Populating the interactive namespace from numpy and matplotlib


In [2]:
import random
import time
import math

import glob
import string
import unicodedata
import re
from collections import Counter

import numpy as np
import torch
import torch.nn as nn
from torch.utils.data import TensorDataset, DataLoader
from torch.autograd import Variable
import matplotlib.pyplot as plt
import matplotlib.ticker as ticker

from livelossplot import PlotLosses

import pandas as pd


def set_seed(seed):
    """
    Use this to set ALL the random seeds to a fixed value and take out any randomness from cuda kernels
    """
    random.seed(seed)
    np.random.seed(seed)
    torch.manual_seed(seed)
    torch.cuda.manual_seed_all(seed)

    torch.backends.cudnn.benchmark = False  # uses the inbuilt cudnn auto-tuner to find the fastest convolution algorithms. -
    torch.backends.cudnn.enabled   = False

    return True

device = 'cpu'
if torch.cuda.device_count() > 0 and torch.cuda.is_available():
    print("Cuda installed! Running on GPU!")
    print(torch.cuda.get_device_name())
    device = 'cuda'
else:
    print("No GPU available! Running on CPU")

No GPU available! Running on CPU


In [6]:
def readFile_csv(filename, header):
    """
    Read a csv file and return list with line entries
    """
    dataframe = pd.read_csv(filename)
    data = dataframe[header].str.cat(sep=' ')
    data = data.split(' ')
    return data

filename, header = 'data_gen/reddit-cleanjokes.csv', 'Joke'
data = readFile_csv(filename, header)


In [4]:
class WordsTensorDataset(TensorDataset):
    def __init__(self, data_list, sequence_length=4):
        """
        Args:
            data_list (dictionary): A list of all the words in the file
            sequence_length: the number of words in each input sample, and output sample
        """
        self.sequence_length = sequence_length
        self.data_list = data_list
        self.unique_words = self.get_unique_words()

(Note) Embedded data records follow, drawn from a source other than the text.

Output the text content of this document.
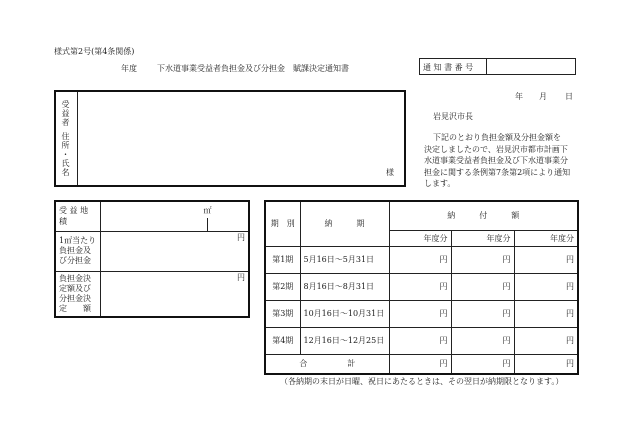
様式第2号(第4条関係)
年度	下水道事業受益者負担金及び分担金　賦課決定通知書	通 知 書 番 号
受益者
住所・氏名	様
年 月 日
岩見沢市長
下記のとおり負担金額及分担金額を
決定しましたので、岩見沢市都市計画下
水道事業受益者負担金及び下水道事業分
担金に関する条例第7条第2項により通知
します。
受 益 地 積	㎡

1㎡当たり
負担金及
び分担金	円

負担金決
定額及び
分担金決
定　　額	円
期　別	納　　　期	納　　　付　　　額		
		年度分	年度分	年度分
第1期	5月16日～5月31日	円	円	円
第2期	8月16日～8月31日	円	円	円
第3期	10月16日～10月31日	円	円	円
第4期	12月16日～12月25日	円	円	円
合　　　　　計		円	円	円
（各納期の末日が日曜、祝日にあたるときは、その翌日が納期限となります。）
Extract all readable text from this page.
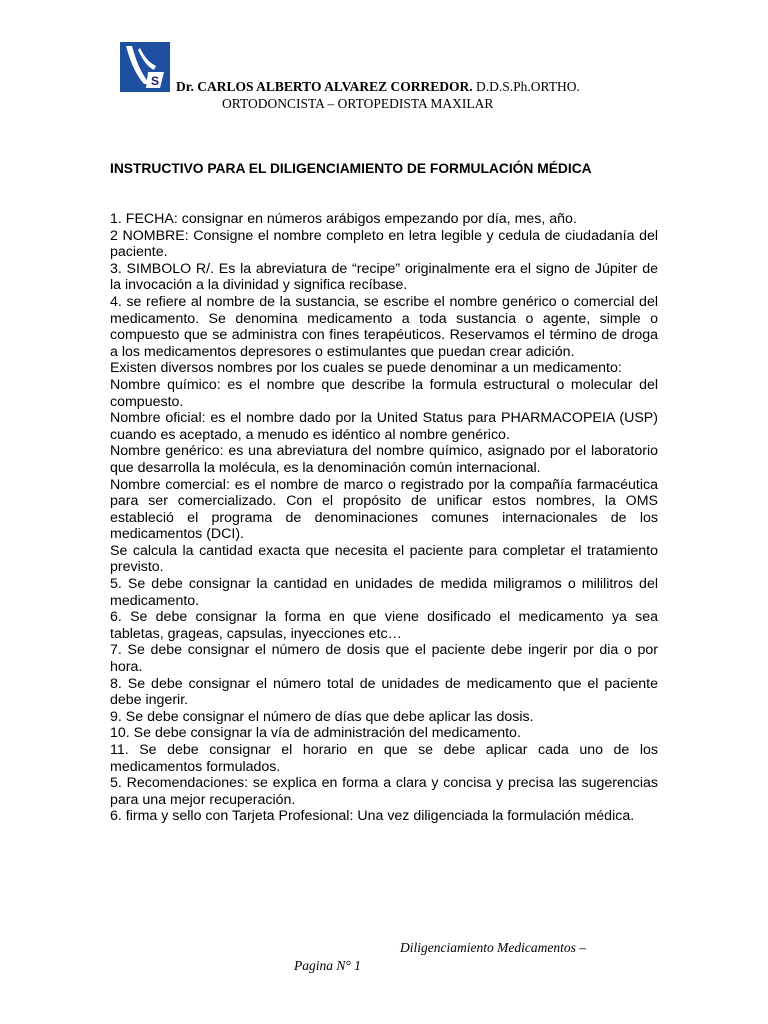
S Dr. CARLOS ALBERTO ALVAREZ CORREDOR. D.D.S.Ph.ORTHO.
ORTODONCISTA – ORTOPEDISTA MAXILAR
INSTRUCTIVO PARA EL DILIGENCIAMIENTO DE FORMULACIÓN MÉDICA

1. FECHA: consignar en números arábigos empezando por día, mes, año.

2 NOMBRE: Consigne el nombre completo en letra legible y cedula de ciudadanía del paciente.

3. SIMBOLO R/. Es la abreviatura de “recipe” originalmente era el signo de Júpiter de la invocación a la divinidad y significa recíbase.

4. se refiere al nombre de la sustancia, se escribe el nombre genérico o comercial del medicamento. Se denomina medicamento a toda sustancia o agente, simple o compuesto que se administra con fines terapéuticos. Reservamos el término de droga a los medicamentos depresores o estimulantes que puedan crear adición.

Existen diversos nombres por los cuales se puede denominar a un medicamento:

Nombre químico: es el nombre que describe la formula estructural o molecular del compuesto.

Nombre oficial: es el nombre dado por la United Status para PHARMACOPEIA (USP) cuando es aceptado, a menudo es idéntico al nombre genérico.

Nombre genérico: es una abreviatura del nombre químico, asignado por el laboratorio que desarrolla la molécula, es la denominación común internacional.

Nombre comercial: es el nombre de marco o registrado por la compañía farmacéutica para ser comercializado. Con el propósito de unificar estos nombres, la OMS estableció el programa de denominaciones comunes internacionales de los medicamentos (DCI).

Se calcula la cantidad exacta que necesita el paciente para completar el tratamiento previsto.

5. Se debe consignar la cantidad en unidades de medida miligramos o mililitros del medicamento.

6. Se debe consignar la forma en que viene dosificado el medicamento ya sea tabletas, grageas, capsulas, inyecciones etc…

7. Se debe consignar el número de dosis que el paciente debe ingerir por dia o por hora.

8. Se debe consignar el número total de unidades de medicamento que el paciente debe ingerir.

9. Se debe consignar el número de días que debe aplicar las dosis.

10. Se debe consignar la vía de administración del medicamento.

11. Se debe consignar el horario en que se debe aplicar cada uno de los medicamentos formulados.

5. Recomendaciones: se explica en forma a clara y concisa y precisa las sugerencias para una mejor recuperación.

6. firma y sello con Tarjeta Profesional: Una vez diligenciada la formulación médica.

Diligenciamiento Medicamentos –
Pagina N° 1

        self.word_to_idx = {word: idx for idx, word in enumerate(self.unique_words)}  # create a dictionary of mappings of words to indices
        self.idx_to_word = {idx: word for idx, word in enumerate(self.unique_words)}  # create a dictionary of mappings of indices to words

        self.words_idxs = [self.word_to_idx[word] for word in data]                   # return a list of the dat with the words represented with their indices

    def get_unique_words(self):
        word_counts = Counter(self.data_list)
        return sorted(word_counts, key=word_counts.get, reverse=True)                 # return a list of the unique words sorted in ascending order

    def __len__(self):
        return len(self.words_idxs) - self.sequence_length

    def __getitem__(self, idx):

        sample_input = torch.tensor(self.words_idxs[idx:idx+self.sequence_length])       # get a sample input sequence
        sample_output = torch.tensor(self.words_idxs[idx+1:idx+self.sequence_length+1])  # get a sample output sequence

        return sample_input, sample_output

In [7]:
words_dataset = WordsTensorDataset(data, sequence_length=4)  # create a dataset
words_dataloader = DataLoader(words_dataset, batch_size=5, shuffle=False)  # use the dataset with a data loader

next(iter(words_dataloader))

[tensor([[   2,    8,    0,  248],
         [   8,    0,  248,   20],
         [   0,  248,   20,    4],
         [ 248,   20,    4,    0],
         [  20,    4,    0, 1905]]),
 tensor([[   8,    0,  248,   20],
         [   0,  248,   20,    4],
         [ 248,   20,    4,    0],
         [  20,    4,    0, 1905],
         [   4,    0, 1905, 1906]])]

# RNNS

In [11]:
class RNNCell(nn.Module):

    def __init__(self, input_size, hidden_size, bias=True, activation="tanh"):
        super(RNNCell, self).__init__()

        self.input_size = input_size
        self.hidden_size = hidden_size
        self.bias = bias

        # select appropriate activation function
        if activation == 'tanh':
            self.act = nn.Tanh()
        elif activation == 'ReLU':
            self.act = nn.ReLU()

        self.i2h = nn.Linear(input_size, hidden_size, bias=bias)    # create linear layer from input to hidden state
        self.h2h = nn.Linear(hidden_size, hidden_size, bias=bias)   # create linear layer from previous to current hidden state

        self.reset_parameters()                                     # initialise the parameters

    def reset_parameters(self):
        std = 1.0 / np.sqrt(self.hidden_size)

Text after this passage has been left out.